James Kigozi, spokesman for the Uganda AIDS Commission, a body set up by the Uganda government to coordinate efforts against HIV/AIDS, concedes that there are faith-based groups seeking to influence polices, but insists Uganda has remained firm on all three aspects of the ABC strategy, Abstinence, Be faithful and Condoms.

He says that all the approaches receive due attention because AIDS prevention in Uganda is funded by a range of sources with different priorities. “There is a group, especially from the American community who has been funding initiatives that are basically faith-based in approach. They are stressing the approach of abstinence and being faithful. They wouldn’t promote any other initiatives and they had a lot of backing from certain quarters in this country. But in the Ugandan response, no single person can influence the response so much that other initiatives are not taken on board.

“The AIDS commission still promotes ABC as a strategy. In fact we are talking of ABC plus, because there are new initiatives that have come on board like medical male circumcisions, like anti-retroviral therapy, like increased voluntary counseling and testing and empowerment of women.”

Ruranga, who belongs to the National Guidance and Empowerment Network of People Living with HIV in Uganda, believes the international community is deliberately turning a blind eye to growing flaws in Uganda’s policy because they still want to tout it as a success story and justify continued millions being spent on HIV/AIDS programmes here.

“People in the communities are still having a lot of problems. People are still dying, even if drugs are there. There is not sufficient education about these drugs and so the problems are still very big.

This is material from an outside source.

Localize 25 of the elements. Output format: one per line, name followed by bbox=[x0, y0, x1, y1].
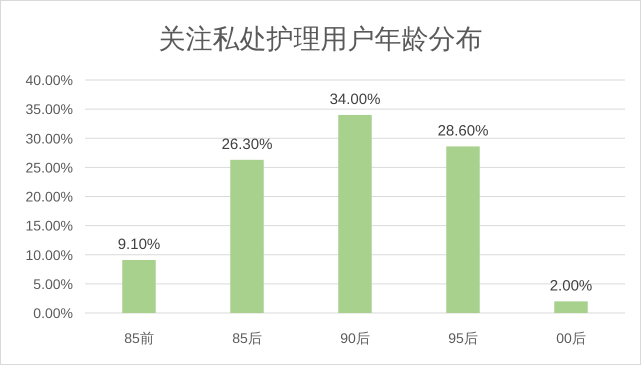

Many other people have come in religious institutions come in others says they can heal HIV, others have become very condemnatory. You find these new sects, saying people should not use condoms that condoms are not accepted and they should not even be promoted. There are what I would call conflicting messages that are going around.”

Kigozi says Uganda’s challenge is that over time its HIV prevention programme – built on open public acknowledgment of the pandemic and boosted by the participation of celebrities like HIV+ musician Philly Bongoley Lutaaya – has lost some of its power as complacency sets in among the population.

He says Uganda has developed a new national strategic plan to guide the fight against HIV/AIDS which involves locals to a greater degree than in the past. “We already have a collection of ideas from the grassroots. We can no longer plan anything at the national level without getting the involvement of the local communities. At the end of the day, that is where the majority of our people live.”

The campaign to prevent new infections is of course only part of any strategy. Dr Steven Watiti, senior medical officer with HIV treatment centre Mildmay International in Kampala says Uganda’s effort in the fight against the disease is also failing to adequately care for people living with HIV.

“Out of 1.2 million people who have HIV, 350,000 should be on ARVs. Now the figures we get from the ministry of health are that only about 150,000 people out of 350,000 are actually getting ARVs. But most people who need these drugs in Uganda are not getting them.”

According to the latest figures from UNAIDS, for every three people who gain access to ARV’s in Uganda, there are 5 new infections. If these findings are anything to go by Uganda’s much acclaimed HIV success story will rapidly evaporate.